EBITDA de-grew YoY by -23% to Rs. 143mn, grew QoQ by 12.3%

EBIT de-grew YoY by -36.5% to Rs. 98mn, grew QoQ by 7.7%

PBT de-grew YoY by -5.3% to Rs. 145mn, grew QoQ by 60.5%

APAT de-grew YoY by -20.4% to Rs. 107mn, grew QoQ by 2.6%

EBITDA margin contracted YoY by -570 bps to 20.8%, and QoQ by -174 bps

EBIT margin contracted YoY by -782 bps to 14.2%, and QoQ by -190 bps

2QFY24 call highlights:

New EV facility at Shirwal has begun its operations and is now operating at 30% utilization and production at rate of 2.5k to 3k units per month (Capacity is 10k per month). Ramp up is expected hereafter as it has four new EV models in pipeline out of which Punch & e-Jeeto are expected to become operational by Q4FY24. EV business in Q2FY24 accounted to 15% of revenue and has impacted the margins due to lower utilisation and start-up costs. EV business has reported zero defect from OEM.

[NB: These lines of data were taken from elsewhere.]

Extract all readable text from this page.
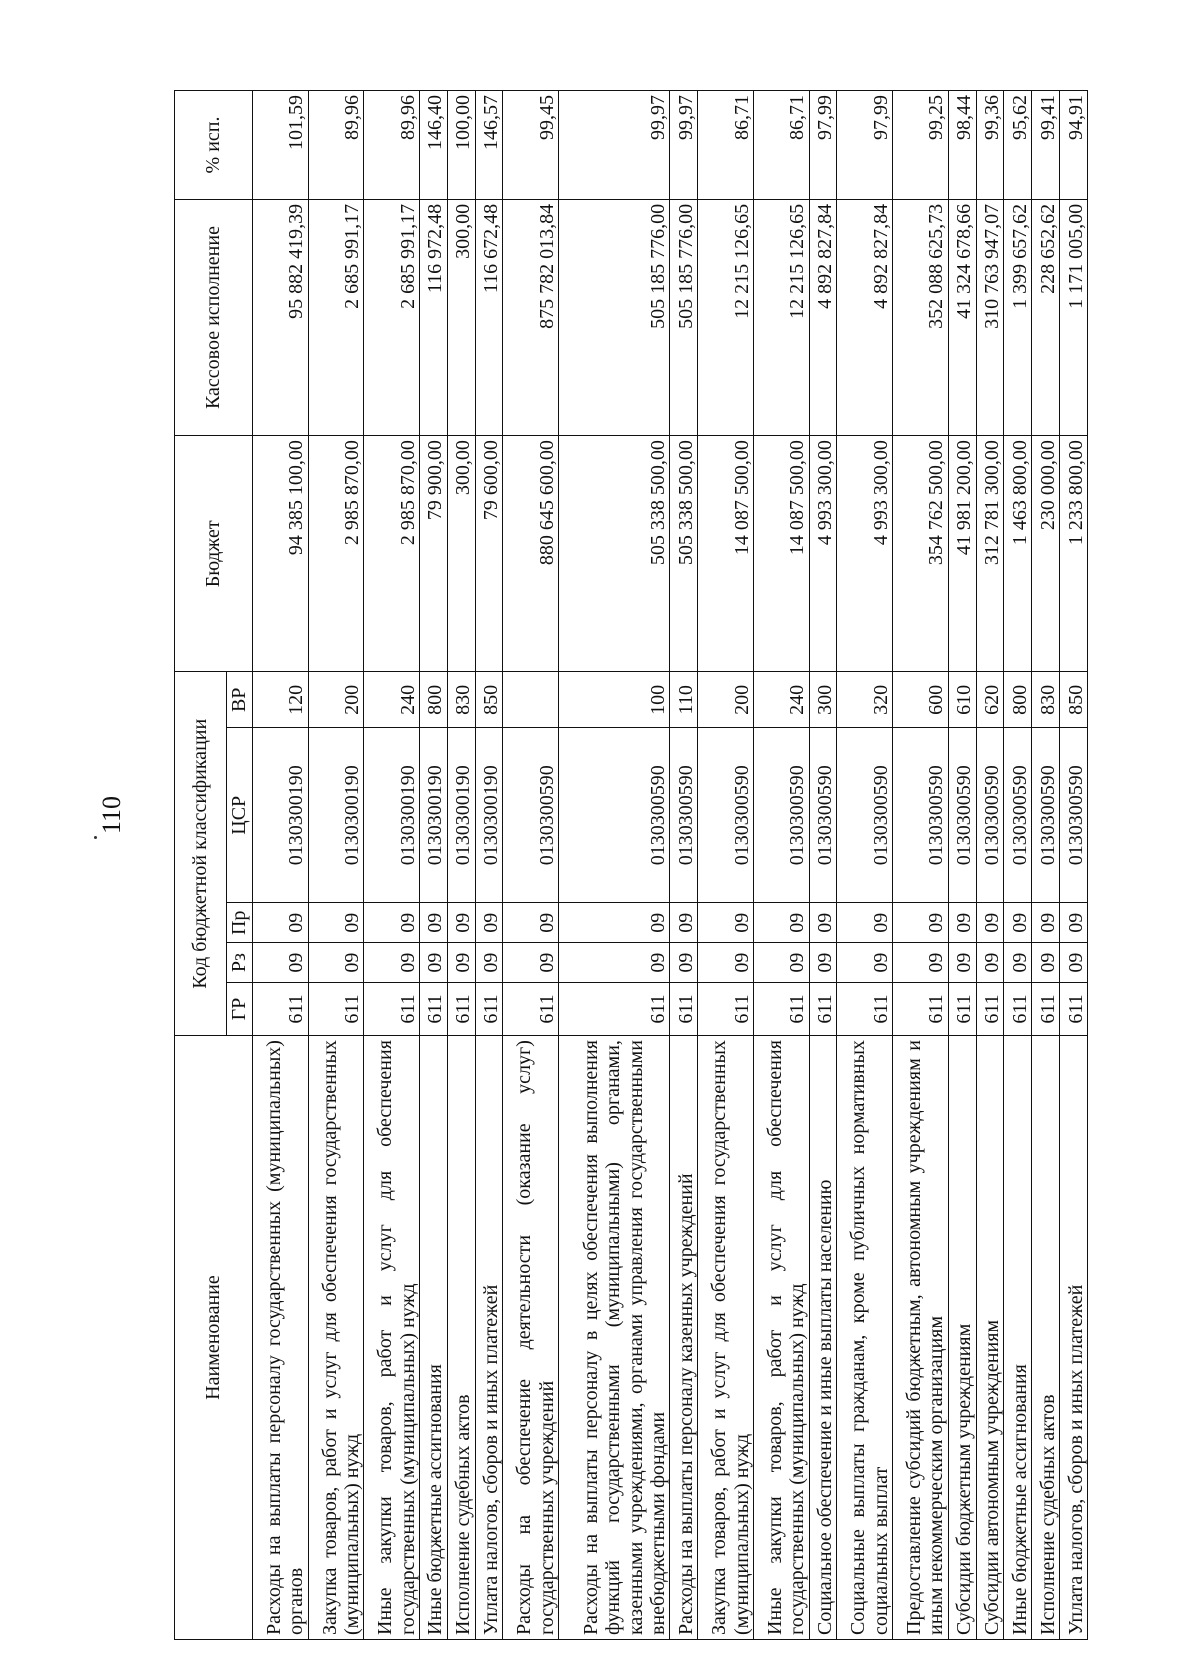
110
Наименование	Код бюджетной классификации					Бюджет	Кассовое исполнение	% исп.
	ГР	Рз	Пр	ЦСР	ВР			
Расходы на выплаты персоналу государственных (муниципальных) органов	611	09	09	0130300190	120	94 385 100,00	95 882 419,39	101,59
Закупка товаров, работ и услуг для обеспечения государственных (муниципальных) нужд	611	09	09	0130300190	200	2 985 870,00	2 685 991,17	89,96
Иные закупки товаров, работ и услуг для обеспечения государственных (муниципальных) нужд	611	09	09	0130300190	240	2 985 870,00	2 685 991,17	89,96
Иные бюджетные ассигнования	611	09	09	0130300190	800	79 900,00	116 972,48	146,40
Исполнение судебных актов	611	09	09	0130300190	830	300,00	300,00	100,00
Уплата налогов, сборов и иных платежей	611	09	09	0130300190	850	79 600,00	116 672,48	146,57
Расходы на обеспечение деятельности (оказание услуг) государственных учреждений	611	09	09	0130300590		880 645 600,00	875 782 013,84	99,45
Расходы на выплаты персоналу в целях обеспечения выполнения функций государственными (муниципальными) органами, казенными учреждениями, органами управления государственными внебюджетными фондами	611	09	09	0130300590	100	505 338 500,00	505 185 776,00	99,97
Расходы на выплаты персоналу казенных учреждений	611	09	09	0130300590	110	505 338 500,00	505 185 776,00	99,97
Закупка товаров, работ и услуг для обеспечения государственных (муниципальных) нужд	611	09	09	0130300590	200	14 087 500,00	12 215 126,65	86,71
Иные закупки товаров, работ и услуг для обеспечения государственных (муниципальных) нужд	611	09	09	0130300590	240	14 087 500,00	12 215 126,65	86,71
Социальное обеспечение и иные выплаты населению	611	09	09	0130300590	300	4 993 300,00	4 892 827,84	97,99
Социальные выплаты гражданам, кроме публичных нормативных социальных выплат	611	09	09	0130300590	320	4 993 300,00	4 892 827,84	97,99
Предоставление субсидий бюджетным, автономным учреждениям и иным некоммерческим организациям	611	09	09	0130300590	600	354 762 500,00	352 088 625,73	99,25
Субсидии бюджетным учреждениям	611	09	09	0130300590	610	41 981 200,00	41 324 678,66	98,44
Субсидии автономным учреждениям	611	09	09	0130300590	620	312 781 300,00	310 763 947,07	99,36
Иные бюджетные ассигнования	611	09	09	0130300590	800	1 463 800,00	1 399 657,62	95,62
Исполнение судебных актов	611	09	09	0130300590	830	230 000,00	228 652,62	99,41
Уплата налогов, сборов и иных платежей	611	09	09	0130300590	850	1 233 800,00	1 171 005,00	94,91
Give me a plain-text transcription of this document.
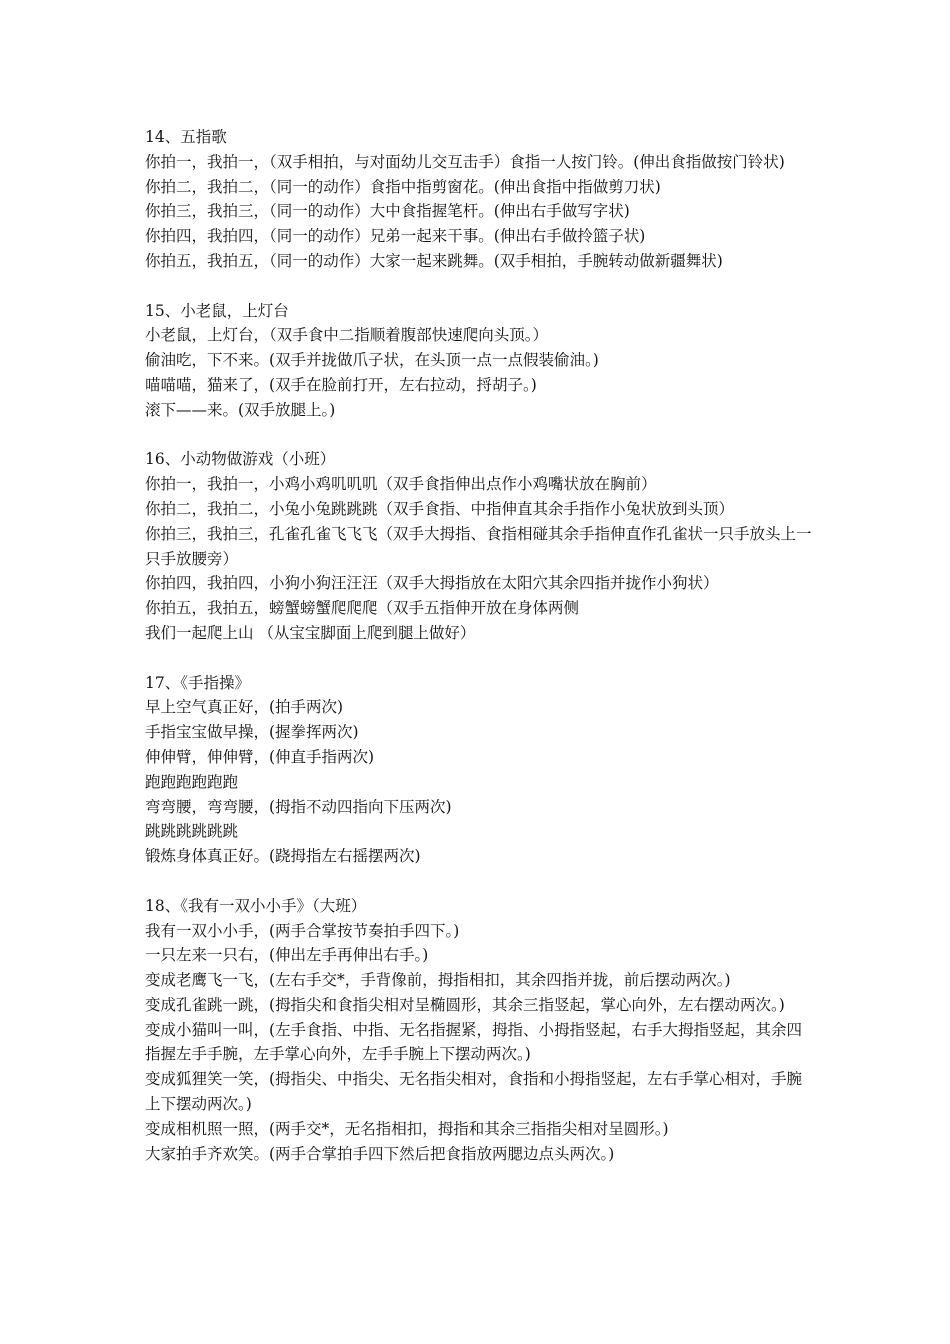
14、五指歌
你拍一，我拍一，（双手相拍，与对面幼儿交互击手）食指一人按门铃。(伸出食指做按门铃状)
你拍二，我拍二，（同一的动作）食指中指剪窗花。(伸出食指中指做剪刀状)
你拍三，我拍三，（同一的动作）大中食指握笔杆。(伸出右手做写字状)
你拍四，我拍四，（同一的动作）兄弟一起来干事。(伸出右手做拎篮子状)
你拍五，我拍五，（同一的动作）大家一起来跳舞。(双手相拍，手腕转动做新疆舞状)
15、小老鼠，上灯台
小老鼠，上灯台，（双手食中二指顺着腹部快速爬向头顶。）
偷油吃，下不来。(双手并拢做爪子状，在头顶一点一点假装偷油。)
喵喵喵，猫来了，(双手在脸前打开，左右拉动，捋胡子。)
滚下——来。(双手放腿上。)
16、小动物做游戏（小班）
你拍一，我拍一，小鸡小鸡叽叽叽（双手食指伸出点作小鸡嘴状放在胸前）
你拍二，我拍二，小兔小兔跳跳跳（双手食指、中指伸直其余手指作小兔状放到头顶）
你拍三，我拍三，孔雀孔雀飞飞飞（双手大拇指、食指相碰其余手指伸直作孔雀状一只手放头上一只手放腰旁）
你拍四，我拍四，小狗小狗汪汪汪（双手大拇指放在太阳穴其余四指并拢作小狗状）
你拍五，我拍五，螃蟹螃蟹爬爬爬（双手五指伸开放在身体两侧
我们一起爬上山 （从宝宝脚面上爬到腿上做好）
17、《手指操》
早上空气真正好，(拍手两次)
手指宝宝做早操，(握拳挥两次)
伸伸臂，伸伸臂，(伸直手指两次)
跑跑跑跑跑跑
弯弯腰，弯弯腰，(拇指不动四指向下压两次)
跳跳跳跳跳跳
锻炼身体真正好。(跷拇指左右摇摆两次)
18、《我有一双小小手》（大班）
我有一双小小手，(两手合掌按节奏拍手四下。)
一只左来一只右，(伸出左手再伸出右手。)
变成老鹰飞一飞，(左右手交*，手背像前，拇指相扣，其余四指并拢，前后摆动两次。)
变成孔雀跳一跳，(拇指尖和食指尖相对呈椭圆形，其余三指竖起，掌心向外，左右摆动两次。)
变成小猫叫一叫，(左手食指、中指、无名指握紧，拇指、小拇指竖起，右手大拇指竖起，其余四指握左手手腕，左手掌心向外，左手手腕上下摆动两次。)
变成狐狸笑一笑，(拇指尖、中指尖、无名指尖相对，食指和小拇指竖起，左右手掌心相对，手腕上下摆动两次。)
变成相机照一照，(两手交*，无名指相扣，拇指和其余三指指尖相对呈圆形。)
大家拍手齐欢笑。(两手合掌拍手四下然后把食指放两腮边点头两次。)
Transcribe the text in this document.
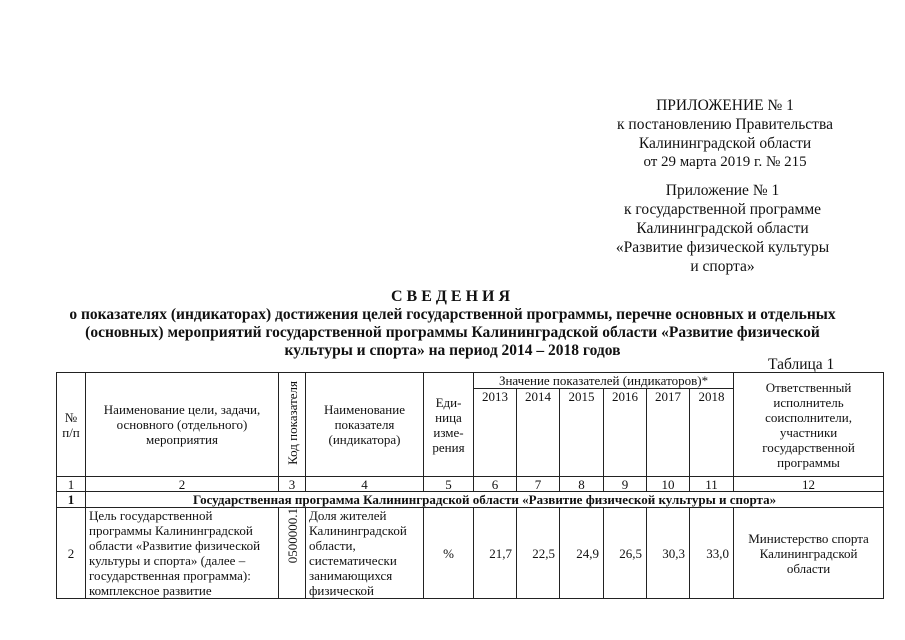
ПРИЛОЖЕНИЕ № 1
к постановлению Правительства
Калининградской области
от 29 марта 2019 г. № 215
Приложение № 1
к государственной программе
Калининградской области
«Развитие физической культуры
и спорта»
СВЕДЕНИЯ
о показателях (индикаторах) достижения целей государственной программы, перечне основных и отдельных
(основных) мероприятий государственной программы Калининградской области «Развитие физической
культуры и спорта» на период 2014 – 2018 годов
Таблица 1
№ п/п	Наименование цели, задачи, основного (отдельного) мероприятия	Код показателя	Наименование показателя (индикатора)	Еди-ница изме-рения	Значение показателей (индикаторов)*						Ответственный исполнитель соисполнители, участники государственной программы
					2013	2014	2015	2016	2017	2018	
1	2	3	4	5	6	7	8	9	10	11	12
1	Государственная программа Калининградской области «Развитие физической культуры и спорта»										
2	Цель государственной программы Калининградской области «Развитие физической культуры и спорта» (далее – государственная программа): комплексное развитие	0500000.1	Доля жителей Калининградской области, систематически занимающихся физической	%	21,7	22,5	24,9	26,5	30,3	33,0	Министерство спорта Калининградской области
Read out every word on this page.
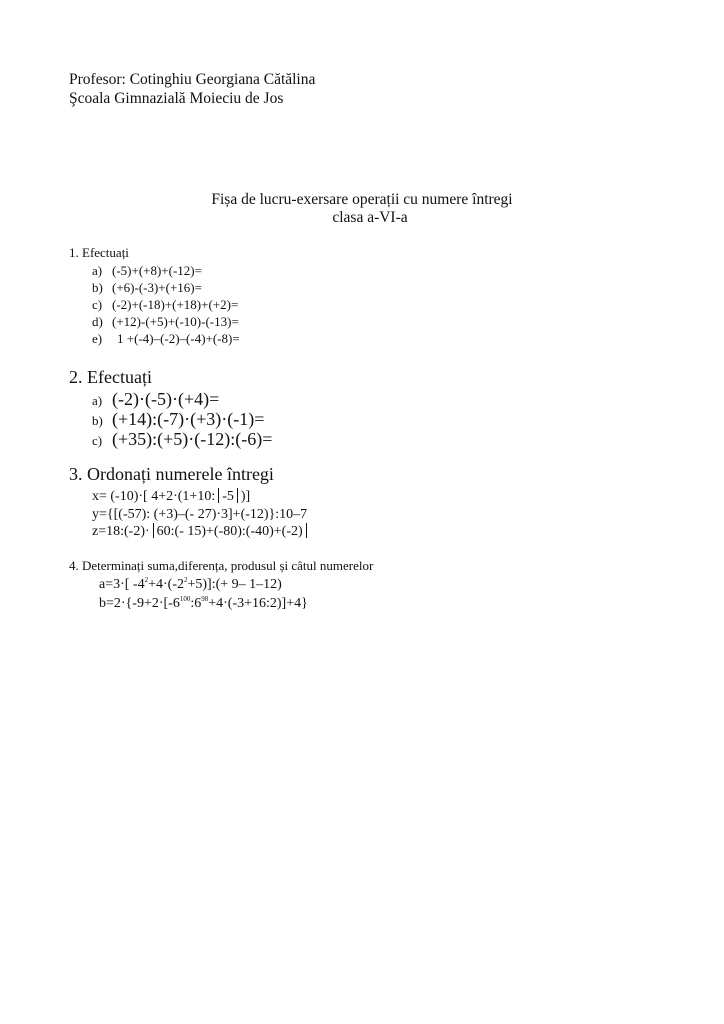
Profesor: Cotinghiu Georgiana Cătălina
Şcoala Gimnazială Moieciu de Jos
Fișa de lucru-exersare operații cu numere întregi
clasa a-VI-a
1. Efectuați
a) (-5)+(+8)+(-12)=
b) (+6)-(-3)+(+16)=
c) (-2)+(-18)+(+18)+(+2)=
d) (+12)-(+5)+(-10)-(-13)=
e) 1 +(-4)–(-2)–(-4)+(-8)=
2. Efectuați
a) (-2)·(-5)·(+4)=
b) (+14):(-7)·(+3)·(-1)=
c) (+35):(+5)·(-12):(-6)=
3. Ordonați numerele întregi
x= (-10)·[ 4+2·(1+10: -5 )]
y={[(-57): (+3)–(- 27)·3]+(-12)}:10–7
z=18:(-2)· 60:(- 15)+(-80):(-40)+(-2)
4. Determinați suma,diferența, produsul și câtul numerelor
a=3·[ $-4^2+4\cdot(-2^2+5)]:(+ 9-$ 1–12)
$b=2\cdot\{-9+2\cdot[-6^{100}:6^{98}+4\cdot(-3+16:2)]+4\}$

  • Company guided its motive to be resilient and move towards main stream products with high volumes to safeguard business for longer term as currently it is playing in a niche segment and high customer concentration.
  • Cost structure impacted by sales mix, startup costs and depreciation.-
  • Gross margin impacted by product mix change, increased fixed cost at Shirwal plant and longer recovery cycle in defense business.
  • Company guided taking a hit on gross margin in EV transmission to compete with Chinese and Indian suppliers.
  • Company guided as the capacity utilization improves margin for EV segment shall increase.
  • Inventory has gone up due to new ramp up program for EV which has also increased depreciation
  • Transfer Case saw better realization due defense sales
  • Capex for 1HFY24 was Rs. 439mn.
  • Company has acquired multiple top of the line machinery for better cost of development. In house heat treatment plant to lessen variable cost and enhance productivity.

New Orders timeline:

  • Reduction Pump for ford F150 at a production rate of 40k per month. It’ll generate a lifecycle revenue of Rs. 180cr over 5yrs. Production to start by February ’24.
  • Transfer case for 5-Door Thar with production starting by January ’24 and will generate lifecycle revenue of Rs. 210cr over 5yrs.
  • Production started of component part for Scorpio N and Bolero pick-up with a lifecycle revenue of Rs. 110Cr over 5yrs.
  • Mahindra EV XUV400 and e-Jeeto production starting January ’24 with capacities already place.